Iterative design feedback loop
We implemented a structured process to capture and act on customer feedback from various channels like user interviews, sales, and support interactions. By centralising and automating data collection, we reduced the manual effort and ensured that key insights were quickly categorised and prioritised.

This system ensures that feedback flows seamlessly into the product development process, allowing us to prioritise high-impact changes. Regular reviews ensure that customer input directly informs the roadmap, creating a more responsive, user-focused development cycle.
A good example is that, typically, customers want to ask specific questions of their callers but—through our testing—we discovered that writing explicit questions often resulted in a worse conversational experience.
To mitigate this we opted to only ask for the ‘information’ people needed but the initial design did not adequately set that expectation.
Customers tried to ask questions and ran into our character limit.
We learned about this pretty quickly and—using the strategy above—were able to learn about the expectations of users and how the interface differed from their mental models.

The solution was to reduce the friction for inputting information, give a real example of what is expected vs common, and to write some smart validation rules when someone still tries the common behaviour.

Pitfalls of LLMs
One of the most significant issues with large language models (LLMs) is their non-deterministic nature. When you ask the same question multiple times, the AI may generate different responses. This posed a challenge during development and QA, as it was difficult to predict exactly how the assistant would behave in every situation.
To address this, we developed an internal AI testing suite that simulated multiple conversations between the AI assistant and a synthetic AI caller. This allowed us to capture a range of possible responses, ensuring that the assistant remained on-brand and helpful even when generating different outputs for the same input.
Another key challenge was AI hallucinations, where the assistant would confidently deliver inaccurate information if it lacked proper data. We mitigated this by tightly controlling the data sources and creating fallback mechanisms. For instance, when the assistant didn’t have the correct data, it was trained to respond with a clarification or to defer to human input, rather than guessing.
Low-latency as a feature
Low-latency response times were crucial to the success of our voice assistant, especially in real-time phone conversations where delays can lead to a frustrating user experience. To address this, we optimized our backend infrastructure to minimize processing time, ensuring that the AI responded as quickly as possible.
We prioritized latency reduction across all services, from API response times to telephony integration, so that the assistant could handle conversational turn-taking naturally. As part of this effort, we used load balancing and cloud-based edge servers to reduce latency for customers in different regions.
Outcomes
The Voice Assistant launched in late 2023 and scaled to:
- Hundreds of paying customers in the first year
- 6 figures in ARR
- Thousands of calls handled per month with minimal human intervention
- Customer satisfaction scores comparable to our human service
The self-service model reduced time-to-value from weeks to minutes.
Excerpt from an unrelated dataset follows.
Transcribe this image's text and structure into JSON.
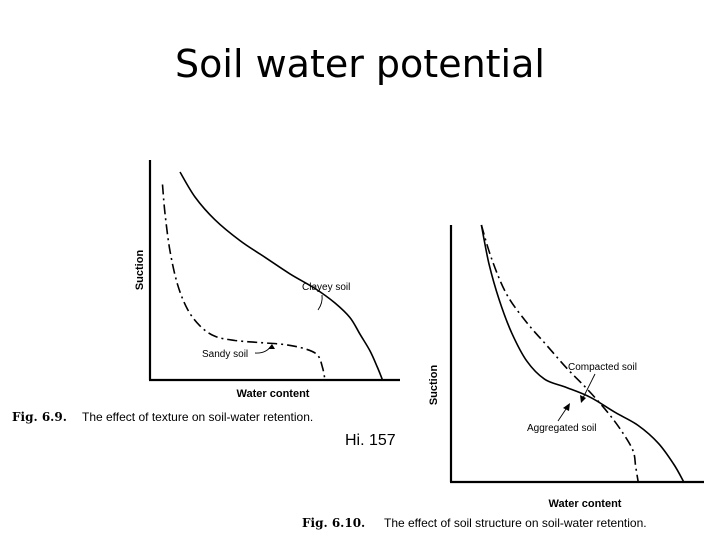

Customers could sign up, configure their assistant, and start taking calls the same day.
What I Learned
Building an AI product that people actually pay for requires ruthless focus on reliability over novelty. The conversational design work was interesting, but the real challenge was making it work consistently enough that customers would trust it with their business calls.
The feedback system we built became essential. Without it, we would have been flying blind trying to improve a non-deterministic system.
If I did it again, I’d invest even more in testing infrastructure earlier. The AI testing suite saved us countless hours of manual QA, but we built it too late in the process.